This RUN review contains spoilers.
Run Season 1 Episode 6
After “Tell,” the penultimate episode of HBO’s Run, it has become abundantly clear that Vicky Jones’ concept for a series would have worked much better as a feature. Part of Run’s slight descent in recent weeks can be attributed to the episodes’ lack of a compelling throughline. Instead of telling smaller narratives, most episodes feel like a 22-minute slice of a film. When the series has tried to end on shocking cliffhangers, like Ruby realizing that she had left her phone and knowing that she has to go back to the scene of the crime to retrieve it, the following episode tidies the problem up in a matter of seconds.
Really, having Ruby lose her phone and go back to retrieve it offers absolutely nothing for the story. Phoebe Waller-Bridge’s Laurel could have given Billy and Ruby a ride into town and the pair could have decided to go for a drink and the exact same sequence of events could have been achieved without trying to half-ass a suspenseful endpoint for “Jump.” Ruby and Billy’s mission to retrieve the phone does end up leading to the episode’s best scene, but we could have gotten to that conversation without a lazy plot contrivance.
That scene is a doozy though, and another indicator that Run does have a lot of potential. While melting down and arguing over whether to phone the police, Billy finally criticizes Ruby for leaving her family. It causes Ruby to lash out violently, then ultimately, she speaks powerfully about how mothers sacrifice their lives for their families, essentially handing their life off to other people.
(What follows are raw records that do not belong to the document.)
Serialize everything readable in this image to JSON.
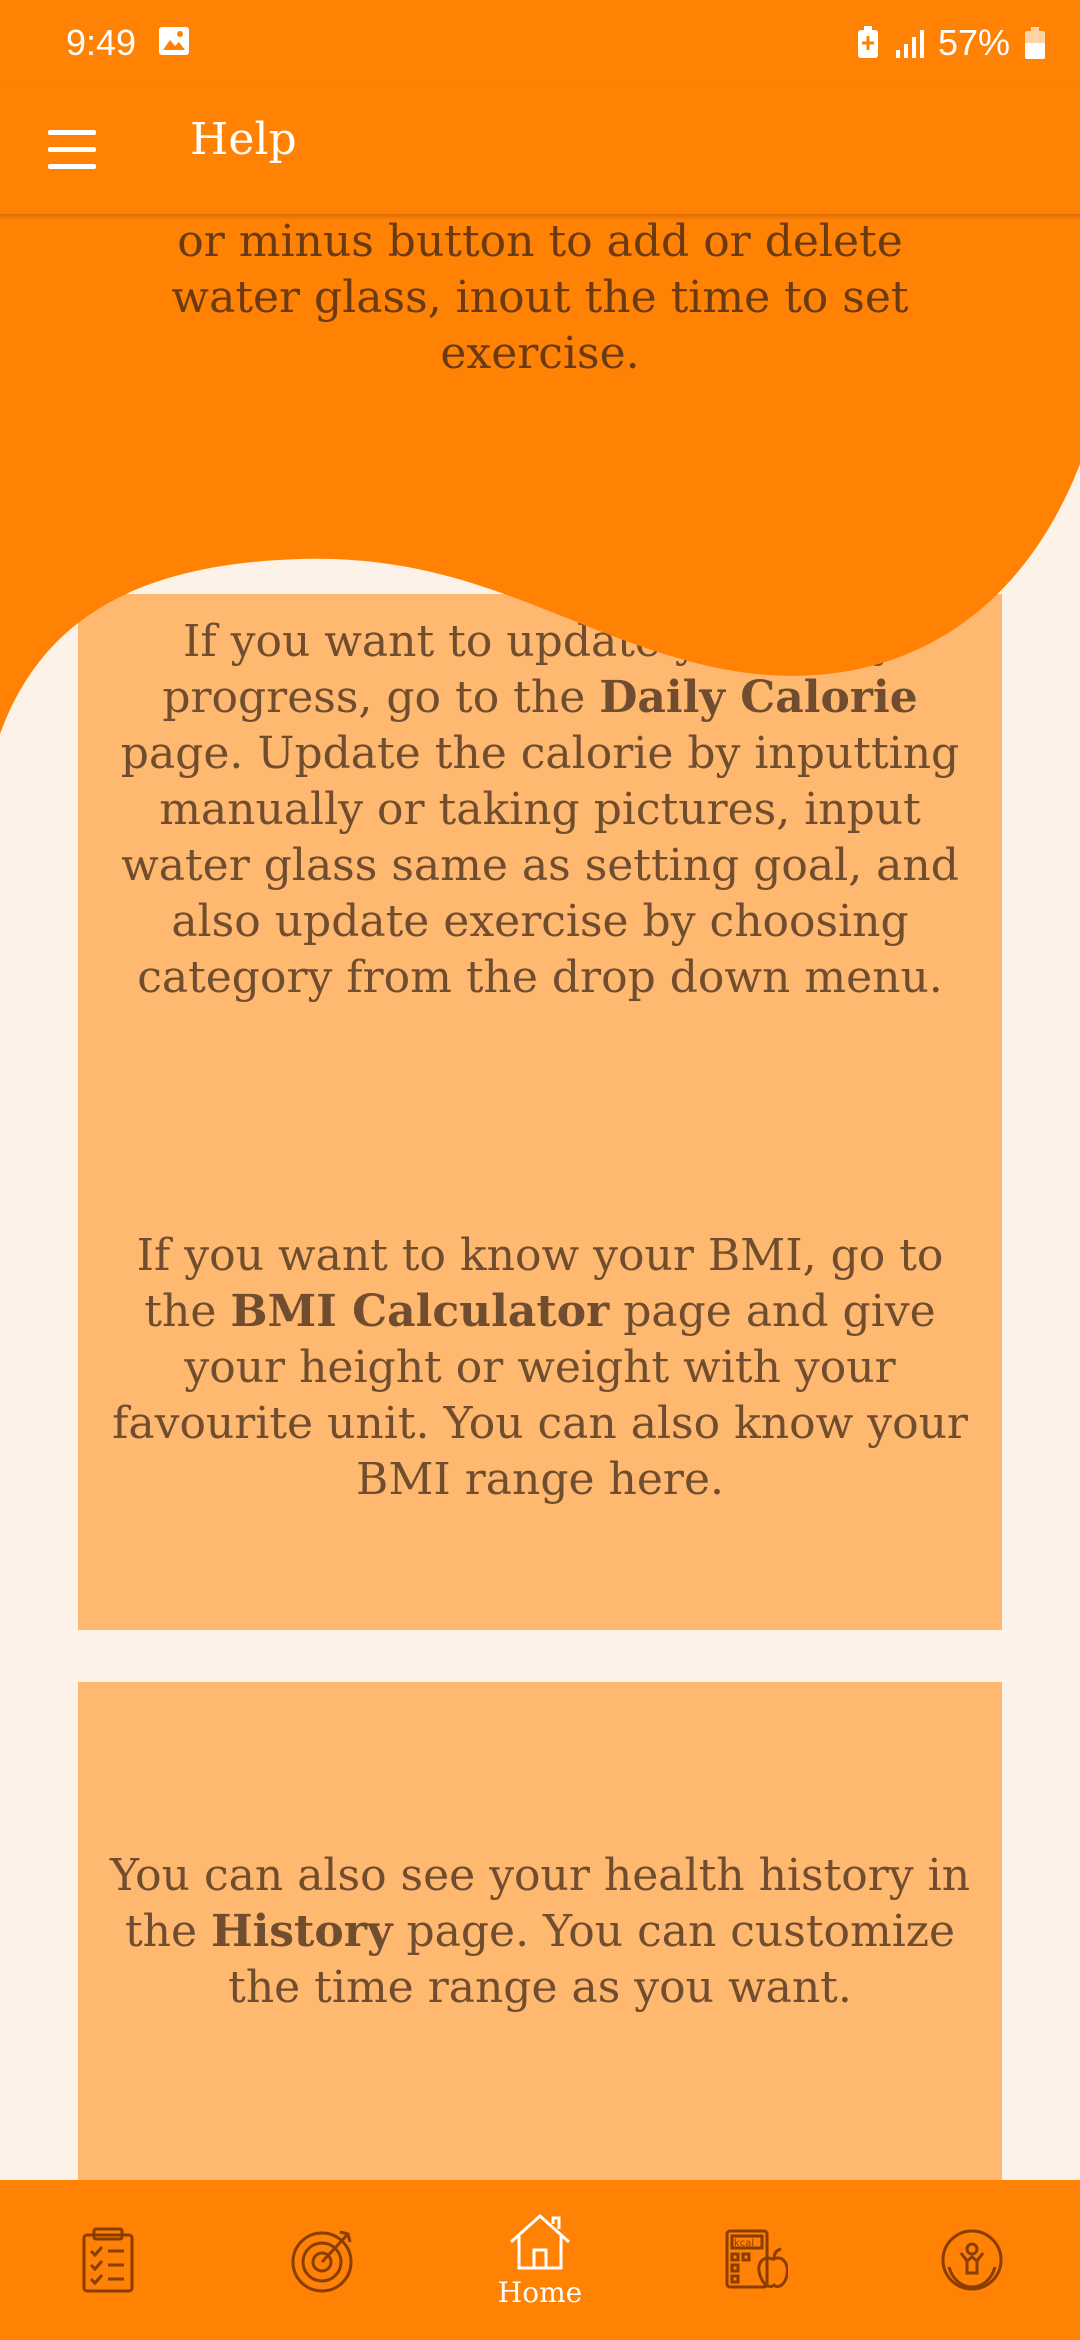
{
  "status_bar": {
    "time": "9:49",
    "battery": "57%"
  },
  "app_bar": {
    "title": "Help"
  },
  "sections": {
    "top_continuation": "or minus button to add or delete water glass, inout the time to set exercise.",
    "daily": {
      "before": "If you want to update your daily progress, go to the ",
      "bold": "Daily Calorie",
      "after": " page. Update the calorie by inputting manually or taking pictures, input water glass same as setting goal, and also update exercise by choosing category from the drop down menu."
    },
    "bmi": {
      "before": "If you want to know your BMI, go to the ",
      "bold": "BMI Calculator",
      "after": " page and give your height or weight with your favourite unit. You can also know your BMI range here."
    },
    "history": {
      "before": "You can also see your health history in the ",
      "bold": "History",
      "after": " page. You can customize the time range as you want."
    }
  },
  "bottom_nav": {
    "items": [
      {
        "icon": "checklist-icon",
        "label": ""
      },
      {
        "icon": "target-icon",
        "label": ""
      },
      {
        "icon": "home-icon",
        "label": "Home"
      },
      {
        "icon": "calorie-calculator-icon",
        "label": ""
      },
      {
        "icon": "fitness-icon",
        "label": ""
      }
    ]
  },
  "colors": {
    "primary": "#ff8205",
    "card": "#ffb870",
    "background": "#fdf2e7",
    "text": "#6f4d2e"
  }
}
It feels real, emotional, and it proves that this story should stayed small, locked in on these two lovers reuniting and realizing all that they’ve lost over the years. A Hitchcockian-thriller sounds like a fun direction for this show in theory, but I think this was always meant to work better as a Before Sunset type drama.
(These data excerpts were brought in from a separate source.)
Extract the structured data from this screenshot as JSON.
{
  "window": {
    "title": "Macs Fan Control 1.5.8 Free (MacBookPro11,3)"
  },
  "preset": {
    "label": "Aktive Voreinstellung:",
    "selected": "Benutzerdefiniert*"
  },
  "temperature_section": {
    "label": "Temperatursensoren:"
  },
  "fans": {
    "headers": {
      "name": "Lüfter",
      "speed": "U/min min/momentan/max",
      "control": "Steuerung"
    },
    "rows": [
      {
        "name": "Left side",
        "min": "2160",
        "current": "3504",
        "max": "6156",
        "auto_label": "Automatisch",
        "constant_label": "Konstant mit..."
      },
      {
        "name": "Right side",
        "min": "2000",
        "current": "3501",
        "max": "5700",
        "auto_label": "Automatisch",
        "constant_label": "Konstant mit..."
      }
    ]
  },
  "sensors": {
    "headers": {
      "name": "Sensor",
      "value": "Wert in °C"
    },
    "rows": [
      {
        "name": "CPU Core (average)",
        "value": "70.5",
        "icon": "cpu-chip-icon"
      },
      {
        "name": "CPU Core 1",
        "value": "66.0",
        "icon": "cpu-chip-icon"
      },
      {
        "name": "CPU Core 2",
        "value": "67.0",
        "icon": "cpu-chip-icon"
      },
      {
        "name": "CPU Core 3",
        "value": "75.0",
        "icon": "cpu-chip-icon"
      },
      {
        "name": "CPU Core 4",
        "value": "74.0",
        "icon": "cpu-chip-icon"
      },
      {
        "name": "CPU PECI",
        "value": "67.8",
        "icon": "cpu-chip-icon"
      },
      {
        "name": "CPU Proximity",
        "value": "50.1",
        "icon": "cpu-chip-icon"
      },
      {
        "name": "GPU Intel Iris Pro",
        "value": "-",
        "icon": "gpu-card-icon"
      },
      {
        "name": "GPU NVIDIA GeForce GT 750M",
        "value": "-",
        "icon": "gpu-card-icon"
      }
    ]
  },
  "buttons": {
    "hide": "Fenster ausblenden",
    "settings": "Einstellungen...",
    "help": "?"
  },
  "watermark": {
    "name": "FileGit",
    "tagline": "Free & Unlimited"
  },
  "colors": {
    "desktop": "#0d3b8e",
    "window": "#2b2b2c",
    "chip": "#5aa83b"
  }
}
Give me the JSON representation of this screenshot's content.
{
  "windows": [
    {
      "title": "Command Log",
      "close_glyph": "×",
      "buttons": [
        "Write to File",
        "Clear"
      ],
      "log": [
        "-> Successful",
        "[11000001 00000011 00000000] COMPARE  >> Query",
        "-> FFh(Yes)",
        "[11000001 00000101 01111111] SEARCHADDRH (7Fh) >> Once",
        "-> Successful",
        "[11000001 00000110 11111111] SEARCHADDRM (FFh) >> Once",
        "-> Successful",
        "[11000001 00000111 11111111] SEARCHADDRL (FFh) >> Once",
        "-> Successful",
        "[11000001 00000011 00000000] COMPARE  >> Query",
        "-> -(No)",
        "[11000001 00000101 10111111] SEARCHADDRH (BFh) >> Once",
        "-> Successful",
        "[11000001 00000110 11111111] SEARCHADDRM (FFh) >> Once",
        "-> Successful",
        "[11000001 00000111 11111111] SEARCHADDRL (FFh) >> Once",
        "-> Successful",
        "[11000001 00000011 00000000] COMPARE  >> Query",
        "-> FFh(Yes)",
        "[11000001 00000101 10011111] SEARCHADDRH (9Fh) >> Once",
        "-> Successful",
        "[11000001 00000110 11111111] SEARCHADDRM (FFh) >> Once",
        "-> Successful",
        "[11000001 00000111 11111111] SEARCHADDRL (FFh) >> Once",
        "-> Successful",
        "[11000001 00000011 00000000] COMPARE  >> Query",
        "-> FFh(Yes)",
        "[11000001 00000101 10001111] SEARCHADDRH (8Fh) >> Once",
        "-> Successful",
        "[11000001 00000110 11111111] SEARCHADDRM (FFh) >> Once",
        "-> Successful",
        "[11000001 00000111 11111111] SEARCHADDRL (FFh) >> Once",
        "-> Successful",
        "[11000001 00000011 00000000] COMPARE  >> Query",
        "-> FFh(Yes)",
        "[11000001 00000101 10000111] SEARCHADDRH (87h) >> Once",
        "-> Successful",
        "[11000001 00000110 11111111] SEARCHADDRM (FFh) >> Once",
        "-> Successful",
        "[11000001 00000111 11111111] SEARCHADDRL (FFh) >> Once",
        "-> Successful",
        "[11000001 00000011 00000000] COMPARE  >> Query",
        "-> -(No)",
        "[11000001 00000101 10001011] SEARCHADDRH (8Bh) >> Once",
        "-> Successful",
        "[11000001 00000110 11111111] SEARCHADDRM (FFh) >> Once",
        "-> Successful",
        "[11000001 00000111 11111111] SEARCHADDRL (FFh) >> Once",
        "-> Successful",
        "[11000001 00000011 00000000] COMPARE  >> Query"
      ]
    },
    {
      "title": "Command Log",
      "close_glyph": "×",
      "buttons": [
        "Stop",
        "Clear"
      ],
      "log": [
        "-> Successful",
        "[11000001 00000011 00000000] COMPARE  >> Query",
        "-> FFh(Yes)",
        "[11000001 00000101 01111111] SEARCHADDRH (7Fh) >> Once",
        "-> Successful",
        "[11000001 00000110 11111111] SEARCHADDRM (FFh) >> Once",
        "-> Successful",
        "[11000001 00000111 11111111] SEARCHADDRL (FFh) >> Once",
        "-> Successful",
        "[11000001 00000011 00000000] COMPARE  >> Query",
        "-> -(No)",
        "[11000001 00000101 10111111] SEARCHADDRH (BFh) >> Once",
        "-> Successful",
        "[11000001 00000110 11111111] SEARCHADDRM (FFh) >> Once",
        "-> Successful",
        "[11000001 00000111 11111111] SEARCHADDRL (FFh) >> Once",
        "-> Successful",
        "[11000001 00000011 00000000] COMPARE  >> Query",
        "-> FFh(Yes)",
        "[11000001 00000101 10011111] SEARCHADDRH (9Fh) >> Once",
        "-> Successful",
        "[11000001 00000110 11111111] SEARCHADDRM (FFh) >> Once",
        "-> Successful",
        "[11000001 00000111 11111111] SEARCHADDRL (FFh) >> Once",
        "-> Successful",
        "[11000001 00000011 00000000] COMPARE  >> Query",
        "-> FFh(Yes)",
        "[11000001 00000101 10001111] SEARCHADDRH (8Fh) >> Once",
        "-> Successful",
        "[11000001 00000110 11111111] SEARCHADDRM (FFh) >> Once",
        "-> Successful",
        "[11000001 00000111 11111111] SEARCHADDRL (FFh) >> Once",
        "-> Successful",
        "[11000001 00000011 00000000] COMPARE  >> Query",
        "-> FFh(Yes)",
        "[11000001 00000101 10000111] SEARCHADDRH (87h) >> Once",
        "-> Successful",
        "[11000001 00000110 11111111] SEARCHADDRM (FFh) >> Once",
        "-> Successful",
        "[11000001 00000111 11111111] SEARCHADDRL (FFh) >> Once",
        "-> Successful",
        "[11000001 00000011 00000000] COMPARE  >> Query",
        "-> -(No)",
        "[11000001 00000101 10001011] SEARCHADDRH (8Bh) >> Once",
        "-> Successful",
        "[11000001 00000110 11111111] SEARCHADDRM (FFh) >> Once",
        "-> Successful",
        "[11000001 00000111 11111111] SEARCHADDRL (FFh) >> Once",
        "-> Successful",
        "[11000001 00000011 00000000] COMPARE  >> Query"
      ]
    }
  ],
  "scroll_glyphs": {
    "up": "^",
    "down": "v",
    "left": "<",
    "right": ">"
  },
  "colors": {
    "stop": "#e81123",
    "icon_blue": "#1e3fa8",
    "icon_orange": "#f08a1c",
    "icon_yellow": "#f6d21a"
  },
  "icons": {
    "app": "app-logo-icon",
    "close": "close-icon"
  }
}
While Ruby and Billy are having a heart to heart in the forest, we’re introduced to the police at the scene of the crime. Both appear to be in over their head, and Deputy Cloud (Tamara Podemski) is sent to question Laurel, who discovered the body. Instantly, Cloud and Laurel’s interview turns into a meet cute. Laurel asks Cloud to accompany her to a nearby bar and to continue their conversation there. Podemski and PWB are great scene partners, but it feels weird to be introducing a new romantic plot like this in the second to last episode. I’d rather be focused on Ruby and Billy then taking this detour.
Also, Cloud may be a green detective, but they paint her as being totally incompetent just so they can get Laurel and Cloud at the same bar as Ruby and Billy. Yes, Billy and Ruby come into the bar for a drink. Ruby tries to convince Billy that they should continue their journey, and despite everything that Billy said on their way to the bar about telling the truth, he relents. As they walk out the door, Laurel notices the coat that she lent Billy sitting on the bar stool. However, knowing this show, the next episode will begin with Laurel saying, “I have a jacket just like this,” and not mentioning anything to the Deputy Cloud.
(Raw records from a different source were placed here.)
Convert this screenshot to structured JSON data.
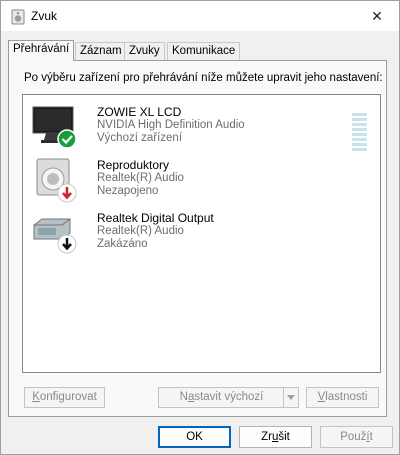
{
  "window": {
    "title": "Zvuk",
    "close_glyph": "✕"
  },
  "tabs": [
    {
      "label": "Přehrávání",
      "active": true
    },
    {
      "label": "Záznam",
      "active": false
    },
    {
      "label": "Zvuky",
      "active": false
    },
    {
      "label": "Komunikace",
      "active": false
    }
  ],
  "playback": {
    "description": "Po výběru zařízení pro přehrávání níže můžete upravit jeho nastavení:",
    "devices": [
      {
        "name": "ZOWIE XL LCD",
        "driver": "NVIDIA High Definition Audio",
        "status": "Výchozí zařízení",
        "icon": "monitor-icon",
        "badge": "green-check-badge",
        "level": 0
      },
      {
        "name": "Reproduktory",
        "driver": "Realtek(R) Audio",
        "status": "Nezapojeno",
        "icon": "speaker-icon",
        "badge": "red-down-arrow-badge"
      },
      {
        "name": "Realtek Digital Output",
        "driver": "Realtek(R) Audio",
        "status": "Zakázáno",
        "icon": "digital-output-icon",
        "badge": "black-down-arrow-badge"
      }
    ],
    "buttons": {
      "configure_prefix": "K",
      "configure_rest": "onfigurovat",
      "set_default_pre": "N",
      "set_default_ul": "a",
      "set_default_post": "stavit výchozí",
      "properties_prefix": "V",
      "properties_rest": "lastnosti"
    }
  },
  "dialog_buttons": {
    "ok": "OK",
    "cancel_pre": "Zr",
    "cancel_ul": "u",
    "cancel_post": "šit",
    "apply_pre": "Použ",
    "apply_ul": "í",
    "apply_post": "t"
  },
  "colors": {
    "accent": "#0067c0",
    "default_check": "#1a9e3a",
    "error_badge": "#d0202a"
  }
}
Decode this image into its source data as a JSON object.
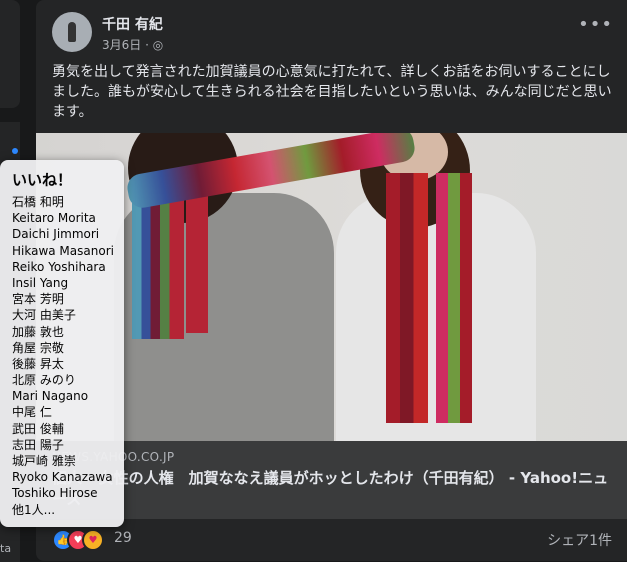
{
  "post": {
    "author": "千田 有紀",
    "date": "3月6日",
    "privacy_icon": "globe-icon",
    "more_icon": "more-horizontal-icon",
    "more_label": "•••",
    "privacy_glyph": "◎",
    "separator": "·",
    "text": "勇気を出して発言された加賀議員の心意気に打たれて、詳しくお話をお伺いすることにしました。誰もが安心して生きられる社会を目指したいという思いは、みんな同じだと思います。"
  },
  "link": {
    "domain": "NEWS.YAHOO.CO.JP",
    "title": "個人 - 女性の人権　加賀ななえ議員がホッとしたわけ（千田有紀） - Yahoo!ニュース"
  },
  "reactions": {
    "types": [
      "like",
      "love",
      "care"
    ],
    "like_glyph": "👍",
    "love_glyph": "♥",
    "care_glyph": "♥",
    "count": "29",
    "colors": {
      "like": "#2d88ff",
      "love": "#f33e58",
      "care": "#f7b125"
    }
  },
  "shares": {
    "label": "シェア1件"
  },
  "tooltip": {
    "title": "いいね！",
    "names": [
      "石橋 和明",
      "Keitaro Morita",
      "Daichi Jimmori",
      "Hikawa Masanori",
      "Reiko Yoshihara",
      "Insil Yang",
      "宮本 芳明",
      "大河 由美子",
      "加藤 敦也",
      "角屋 宗敬",
      "後藤 昇太",
      "北原 みのり",
      "Mari Nagano",
      "中尾 仁",
      "武田 俊輔",
      "志田 陽子",
      "城戸崎 雅崇",
      "Ryoko Kanazawa",
      "Toshiko Hirose",
      "他1人..."
    ]
  },
  "left_fragment": "ta"
}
Run has flashes of greatness when it centers in on Ruby and Billy’s dynamic, but little else is working as it should. With just one episode left, I think it’s clear that Run’s concept would have worked wonders as a feature rather than a series. The bigger the series has tried to swing, the harder it is has missed. At least we can always revisit that wonderful, sexual tension-filled pilot and imagine what would have happened had we stayed on the train.